I was once so desperate to get the attention of a young man who dumped me that I created a poetry magazine just to publish my sad little Valentine’s Day poem.
Many Valentine’s Days have come and gone and none were as desperate as that one but those pathetic lines proved prophetic:
“Valentine’s Eve, no knights of desire…Caught up like a kite in the wind with too many trees in my path.”
Ok, folks, I was only 16.
Over the years I spent many more of those Valentine’s Days and Nights alone than with someone special.
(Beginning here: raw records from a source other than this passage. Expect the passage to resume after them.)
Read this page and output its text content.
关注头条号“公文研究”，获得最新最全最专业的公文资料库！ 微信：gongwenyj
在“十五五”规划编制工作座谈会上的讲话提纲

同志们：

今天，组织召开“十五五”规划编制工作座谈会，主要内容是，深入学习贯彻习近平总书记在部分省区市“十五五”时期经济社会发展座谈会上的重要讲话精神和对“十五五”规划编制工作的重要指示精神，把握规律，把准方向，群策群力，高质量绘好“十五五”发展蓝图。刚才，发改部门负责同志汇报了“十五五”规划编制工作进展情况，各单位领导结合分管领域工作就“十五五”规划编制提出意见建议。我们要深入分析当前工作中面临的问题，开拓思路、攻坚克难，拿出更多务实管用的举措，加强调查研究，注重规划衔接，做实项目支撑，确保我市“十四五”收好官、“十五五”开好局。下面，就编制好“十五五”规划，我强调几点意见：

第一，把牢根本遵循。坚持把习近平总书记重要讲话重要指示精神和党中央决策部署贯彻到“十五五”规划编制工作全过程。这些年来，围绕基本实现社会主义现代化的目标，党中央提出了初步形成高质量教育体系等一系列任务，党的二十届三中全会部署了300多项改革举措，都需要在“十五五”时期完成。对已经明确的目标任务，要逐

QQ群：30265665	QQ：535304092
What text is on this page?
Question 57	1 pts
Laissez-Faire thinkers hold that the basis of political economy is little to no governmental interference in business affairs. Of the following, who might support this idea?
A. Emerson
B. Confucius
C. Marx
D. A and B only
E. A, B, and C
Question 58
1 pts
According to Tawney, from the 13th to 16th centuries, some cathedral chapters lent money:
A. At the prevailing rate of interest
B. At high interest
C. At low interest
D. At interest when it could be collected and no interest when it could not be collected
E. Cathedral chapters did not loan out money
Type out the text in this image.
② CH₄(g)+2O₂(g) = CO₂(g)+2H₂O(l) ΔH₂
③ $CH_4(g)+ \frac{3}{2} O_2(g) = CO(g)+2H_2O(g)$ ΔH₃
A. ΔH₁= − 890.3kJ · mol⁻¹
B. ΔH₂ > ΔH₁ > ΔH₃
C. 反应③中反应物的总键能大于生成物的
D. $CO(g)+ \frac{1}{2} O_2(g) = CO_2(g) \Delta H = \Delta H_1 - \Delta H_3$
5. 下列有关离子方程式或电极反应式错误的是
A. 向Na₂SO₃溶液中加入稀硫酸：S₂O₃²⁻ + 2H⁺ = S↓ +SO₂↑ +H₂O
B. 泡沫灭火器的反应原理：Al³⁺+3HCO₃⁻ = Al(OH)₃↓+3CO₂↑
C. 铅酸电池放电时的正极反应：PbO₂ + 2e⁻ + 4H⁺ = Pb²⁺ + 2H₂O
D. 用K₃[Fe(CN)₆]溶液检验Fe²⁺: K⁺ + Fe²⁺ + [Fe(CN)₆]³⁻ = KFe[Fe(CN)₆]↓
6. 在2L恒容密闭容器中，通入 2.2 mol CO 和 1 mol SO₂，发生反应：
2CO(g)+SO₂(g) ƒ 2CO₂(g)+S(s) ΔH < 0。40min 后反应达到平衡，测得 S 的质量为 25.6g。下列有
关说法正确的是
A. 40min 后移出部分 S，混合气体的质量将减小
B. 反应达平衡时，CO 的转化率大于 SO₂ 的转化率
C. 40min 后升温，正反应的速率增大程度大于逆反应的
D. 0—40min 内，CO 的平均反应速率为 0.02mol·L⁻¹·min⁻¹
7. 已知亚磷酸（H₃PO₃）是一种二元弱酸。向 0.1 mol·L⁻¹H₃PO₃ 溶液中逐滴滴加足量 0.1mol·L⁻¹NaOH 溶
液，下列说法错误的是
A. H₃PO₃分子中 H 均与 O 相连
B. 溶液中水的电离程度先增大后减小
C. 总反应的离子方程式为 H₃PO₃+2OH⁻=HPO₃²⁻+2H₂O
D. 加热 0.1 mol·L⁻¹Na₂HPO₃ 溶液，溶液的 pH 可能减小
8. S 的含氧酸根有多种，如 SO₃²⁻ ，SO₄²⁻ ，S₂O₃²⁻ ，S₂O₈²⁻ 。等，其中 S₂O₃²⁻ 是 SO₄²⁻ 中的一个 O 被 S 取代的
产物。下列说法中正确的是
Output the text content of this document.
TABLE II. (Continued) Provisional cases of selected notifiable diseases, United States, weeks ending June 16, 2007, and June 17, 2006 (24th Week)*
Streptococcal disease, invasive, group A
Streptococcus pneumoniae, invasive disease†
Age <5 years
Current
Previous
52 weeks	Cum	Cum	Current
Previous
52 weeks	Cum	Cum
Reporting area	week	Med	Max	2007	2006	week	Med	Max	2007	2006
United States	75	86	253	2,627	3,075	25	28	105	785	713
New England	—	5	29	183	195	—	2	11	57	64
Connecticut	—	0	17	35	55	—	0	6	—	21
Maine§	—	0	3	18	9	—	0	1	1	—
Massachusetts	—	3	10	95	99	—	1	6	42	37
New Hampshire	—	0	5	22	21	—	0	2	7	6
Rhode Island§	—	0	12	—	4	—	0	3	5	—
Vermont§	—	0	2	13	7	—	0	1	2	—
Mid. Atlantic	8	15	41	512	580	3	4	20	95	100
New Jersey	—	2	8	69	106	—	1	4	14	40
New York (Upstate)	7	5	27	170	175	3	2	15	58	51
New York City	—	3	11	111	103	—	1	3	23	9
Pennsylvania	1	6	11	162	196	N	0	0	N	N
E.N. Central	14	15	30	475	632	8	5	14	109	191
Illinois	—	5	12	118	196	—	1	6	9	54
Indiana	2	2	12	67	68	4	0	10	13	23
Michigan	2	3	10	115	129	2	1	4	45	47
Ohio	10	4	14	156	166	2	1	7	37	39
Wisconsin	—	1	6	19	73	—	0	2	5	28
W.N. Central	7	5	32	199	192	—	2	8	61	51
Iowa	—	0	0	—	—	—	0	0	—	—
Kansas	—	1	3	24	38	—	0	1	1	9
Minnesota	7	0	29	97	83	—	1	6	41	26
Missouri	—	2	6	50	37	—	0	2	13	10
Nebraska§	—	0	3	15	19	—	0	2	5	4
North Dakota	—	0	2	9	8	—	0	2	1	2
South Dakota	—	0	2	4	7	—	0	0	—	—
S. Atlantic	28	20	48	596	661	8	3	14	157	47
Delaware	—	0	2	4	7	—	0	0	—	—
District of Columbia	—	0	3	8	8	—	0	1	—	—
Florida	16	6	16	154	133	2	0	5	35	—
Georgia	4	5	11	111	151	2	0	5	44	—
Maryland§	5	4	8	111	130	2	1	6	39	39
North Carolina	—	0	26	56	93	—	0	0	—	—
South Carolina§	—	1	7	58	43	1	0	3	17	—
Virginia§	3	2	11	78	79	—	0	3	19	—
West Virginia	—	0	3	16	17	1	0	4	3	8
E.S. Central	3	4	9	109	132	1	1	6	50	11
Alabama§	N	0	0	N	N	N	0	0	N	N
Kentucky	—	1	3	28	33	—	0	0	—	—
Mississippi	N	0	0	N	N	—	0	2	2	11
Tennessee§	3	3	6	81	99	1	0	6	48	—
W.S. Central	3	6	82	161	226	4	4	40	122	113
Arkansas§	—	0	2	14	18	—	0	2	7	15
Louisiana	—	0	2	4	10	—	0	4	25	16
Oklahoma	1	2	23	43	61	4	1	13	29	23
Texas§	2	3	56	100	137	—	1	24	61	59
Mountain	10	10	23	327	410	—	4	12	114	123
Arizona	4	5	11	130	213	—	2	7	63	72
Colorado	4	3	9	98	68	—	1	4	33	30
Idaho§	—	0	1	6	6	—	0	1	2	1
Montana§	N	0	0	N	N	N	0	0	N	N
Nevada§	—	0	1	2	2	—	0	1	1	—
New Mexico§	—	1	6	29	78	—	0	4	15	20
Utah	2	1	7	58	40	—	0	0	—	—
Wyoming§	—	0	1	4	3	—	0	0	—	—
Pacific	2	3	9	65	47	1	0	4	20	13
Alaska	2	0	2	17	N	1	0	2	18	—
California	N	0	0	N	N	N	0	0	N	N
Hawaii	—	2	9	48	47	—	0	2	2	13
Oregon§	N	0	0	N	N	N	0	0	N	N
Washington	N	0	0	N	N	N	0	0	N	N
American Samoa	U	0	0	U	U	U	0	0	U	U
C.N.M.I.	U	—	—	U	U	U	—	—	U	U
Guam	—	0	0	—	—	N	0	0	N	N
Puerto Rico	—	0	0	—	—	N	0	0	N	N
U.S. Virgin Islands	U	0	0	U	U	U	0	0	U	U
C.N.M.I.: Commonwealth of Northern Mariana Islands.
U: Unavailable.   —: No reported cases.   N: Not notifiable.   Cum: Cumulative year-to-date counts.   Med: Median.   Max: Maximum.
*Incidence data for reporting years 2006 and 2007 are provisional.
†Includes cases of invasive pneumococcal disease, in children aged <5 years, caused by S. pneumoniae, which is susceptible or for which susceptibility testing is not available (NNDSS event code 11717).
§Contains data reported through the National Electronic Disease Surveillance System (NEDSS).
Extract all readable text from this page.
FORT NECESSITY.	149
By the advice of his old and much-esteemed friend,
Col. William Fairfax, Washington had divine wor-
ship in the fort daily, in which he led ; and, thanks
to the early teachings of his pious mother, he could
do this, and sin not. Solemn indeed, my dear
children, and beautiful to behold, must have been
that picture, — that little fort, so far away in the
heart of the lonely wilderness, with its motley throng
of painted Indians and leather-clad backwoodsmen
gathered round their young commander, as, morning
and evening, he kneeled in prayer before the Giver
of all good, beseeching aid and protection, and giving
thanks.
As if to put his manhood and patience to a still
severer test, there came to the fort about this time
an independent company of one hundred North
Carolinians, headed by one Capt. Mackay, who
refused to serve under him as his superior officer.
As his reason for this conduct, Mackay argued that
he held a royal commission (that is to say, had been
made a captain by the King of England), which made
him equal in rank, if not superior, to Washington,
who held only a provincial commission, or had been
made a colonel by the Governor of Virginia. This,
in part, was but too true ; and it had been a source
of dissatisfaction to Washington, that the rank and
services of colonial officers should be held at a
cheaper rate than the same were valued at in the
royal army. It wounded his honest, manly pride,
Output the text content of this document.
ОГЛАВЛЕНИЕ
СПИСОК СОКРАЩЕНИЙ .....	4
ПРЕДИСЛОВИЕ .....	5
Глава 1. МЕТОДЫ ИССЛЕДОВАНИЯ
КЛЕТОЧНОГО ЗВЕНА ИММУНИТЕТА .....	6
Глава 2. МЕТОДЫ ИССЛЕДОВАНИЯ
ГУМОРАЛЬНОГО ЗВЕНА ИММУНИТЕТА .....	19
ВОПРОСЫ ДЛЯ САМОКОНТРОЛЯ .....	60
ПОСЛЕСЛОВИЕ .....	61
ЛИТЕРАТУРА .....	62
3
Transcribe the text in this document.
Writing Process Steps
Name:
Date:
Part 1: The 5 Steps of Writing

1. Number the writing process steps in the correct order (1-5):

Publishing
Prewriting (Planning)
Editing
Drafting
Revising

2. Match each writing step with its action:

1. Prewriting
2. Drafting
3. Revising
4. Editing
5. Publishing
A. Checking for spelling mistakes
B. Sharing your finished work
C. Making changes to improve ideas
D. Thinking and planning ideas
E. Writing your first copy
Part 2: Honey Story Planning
But things changed early in my coupledom with my husband as we sometimes went out to overpriced dinners and I received the $50-a- dozen-soon-to-be- wilting red roses. A night out – dinner, a sitter – could set us back a lot. I realized how lucky I was to be part of a couple and how much time I had wasted being sad when I was solo.
Yes, it’s the thought that counts and here’s my thought.
My Nordic prince, wherever you are: You were not worth poetry, not even my bad poetry. After I exposed myself and heard people laughing behind my back, I waited for any response. Even if I couldn’t win you back, I hoped to see some twinkle of recognition as you passed by and looked down from your lofty heights. Yet, I never knew what you thought. Only years later did someone tell me her story. Then I realized you were probably just making your way through the yearbook. I was only in the Fs. You had to hurry. It was midway through junior year and it was a long way to Z.